A section in XML (wrapped in <![CDATA[...]]>) where text content is treated as literal character data, not parsed as XML markup. CDATA sections are used to include content that would otherwise require extensive entity escaping, such as HTML snippets, JavaScript code, or text containing many special characters.

Frequently Asked Questions

Does this tool validate XML syntax?

Yes. The formatter uses the browser's native DOMParser which validates XML against the XML 1.0 specification. If your XML contains syntax errors like unclosed tags, missing attributes, or invalid characters, the tool will display the specific error message from the parser.

How does XML to JSON conversion handle attributes?
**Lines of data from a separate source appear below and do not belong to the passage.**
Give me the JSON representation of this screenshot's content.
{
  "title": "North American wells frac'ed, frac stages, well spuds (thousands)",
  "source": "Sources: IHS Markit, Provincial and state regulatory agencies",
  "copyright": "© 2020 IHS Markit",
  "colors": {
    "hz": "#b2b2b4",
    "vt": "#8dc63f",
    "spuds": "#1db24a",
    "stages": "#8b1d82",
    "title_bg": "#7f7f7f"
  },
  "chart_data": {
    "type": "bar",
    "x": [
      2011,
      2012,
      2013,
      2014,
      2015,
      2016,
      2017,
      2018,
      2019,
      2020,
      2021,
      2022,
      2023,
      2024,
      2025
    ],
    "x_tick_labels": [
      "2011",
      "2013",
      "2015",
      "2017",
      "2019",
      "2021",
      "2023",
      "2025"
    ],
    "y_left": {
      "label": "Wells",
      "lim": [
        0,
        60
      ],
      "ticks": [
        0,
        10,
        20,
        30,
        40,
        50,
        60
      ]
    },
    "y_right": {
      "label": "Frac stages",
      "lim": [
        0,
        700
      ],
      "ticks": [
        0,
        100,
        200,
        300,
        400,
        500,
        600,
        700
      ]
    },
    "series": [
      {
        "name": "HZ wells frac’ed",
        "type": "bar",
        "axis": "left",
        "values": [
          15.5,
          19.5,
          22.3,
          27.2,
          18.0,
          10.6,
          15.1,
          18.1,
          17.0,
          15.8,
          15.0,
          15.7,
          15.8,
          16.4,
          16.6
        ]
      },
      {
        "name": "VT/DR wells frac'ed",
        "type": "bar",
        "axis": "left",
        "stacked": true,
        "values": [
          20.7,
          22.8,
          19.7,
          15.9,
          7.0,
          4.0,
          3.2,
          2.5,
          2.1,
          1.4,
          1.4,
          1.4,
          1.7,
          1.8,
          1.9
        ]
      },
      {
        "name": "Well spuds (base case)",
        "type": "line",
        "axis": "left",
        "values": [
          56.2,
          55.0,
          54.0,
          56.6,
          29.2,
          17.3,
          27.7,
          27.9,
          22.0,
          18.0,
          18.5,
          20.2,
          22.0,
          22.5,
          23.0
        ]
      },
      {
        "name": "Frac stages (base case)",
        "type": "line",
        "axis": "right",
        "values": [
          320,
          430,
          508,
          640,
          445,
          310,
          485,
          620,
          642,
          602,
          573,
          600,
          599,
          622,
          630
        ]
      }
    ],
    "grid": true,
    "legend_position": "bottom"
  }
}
XML attributes are converted to JSON properties prefixed with @ (e.g., @id, @class). Text content of elements with attributes is stored under the #text key. This convention preserves all information from the original XML and allows lossless round-trip conversion.

Can I convert JSON back to XML?

Yes. The tool supports bidirectional conversion. Click "JSON → XML" to convert a JSON object back to XML format. The converter recognizes @ prefixed keys as attributes and #text as element text content.

Does it handle XML namespaces?

The formatter preserves standard XML namespaces and their prefixed elements. Namespace declarations (xmlns) are maintained in the formatted output. The XML to JSON converter includes namespace prefixes in the JSON keys.

Is my XML data sent to any server?

No. All formatting, minification, and conversion happens entirely in your browser using the native DOMParser and XMLSerializer APIs. Your data never leaves your device.

What's the difference between well-formed and valid XML?

Well-formed means the XML follows the basic syntax rules: one root element, every tag closed, proper nesting, attributes quoted, and special characters escaped. The browser's DOMParser (which this tool uses) checks well-formedness and rejects anything that breaks those rules. Valid is a stronger claim — it means the XML also conforms to a specific schema (a DTD, XSD, or RelaxNG) that defines which elements, attributes, and structures are allowed for that document type. All valid XML is well-formed, but well-formed XML can still be invalid against a schema. This tool verifies well-formedness; schema validation requires the schema and a validating parser.

Why does my XML-to-JSON output sometimes use an array and sometimes a single object?

Because XML doesn't mark whether an element repeats — it just appears once or several times. When the converter sees one <item>, it produces a single object; when it sees multiple <item> siblings, it groups them into an array. That means the SAME schema can produce different JSON shapes depending on how many items a particular document happens to contain, which can break code that always expects an array. The defensive pattern: in your consuming code, normalize — if the field isn't an array, wrap it in one — so a one-element and a many-element response are handled identically.

Troubleshooting & Technical Tips

Common errors developers encounter and how to resolve them.

DOMParser error: XML Parsing Error — not well-formed

This error means your XML has syntax issues. Common causes: unclosed tags (<tag> without </tag>), unescaped special characters (use &amp; for &, &lt; for <, &gt; for >), missing root element (XML must have exactly one root), or invalid tag names (cannot start with numbers). Fix these issues in your source XML and try again.

XML to JSON produces unexpected structure with repeated elements

When an XML element has multiple children with the same tag name, the converter groups them into a JSON array. For example, multiple <item> elements become "item": [...]. If you have a single <item>, it will be a direct value; with multiple items, it becomes an array. This is standard XML-to-JSON conversion behavior.

Special characters like & or < cause parsing failure

XML requires escaping of five special characters: & → &amp;, < → &lt;, > → &gt;, " → &quot;, ' → &apos;. If your XML contains unescaped ampersands in URLs or text content, they must be escaped. Alternatively, wrap content containing special characters in a CDATA section: <![CDATA[content with & and < here]]>.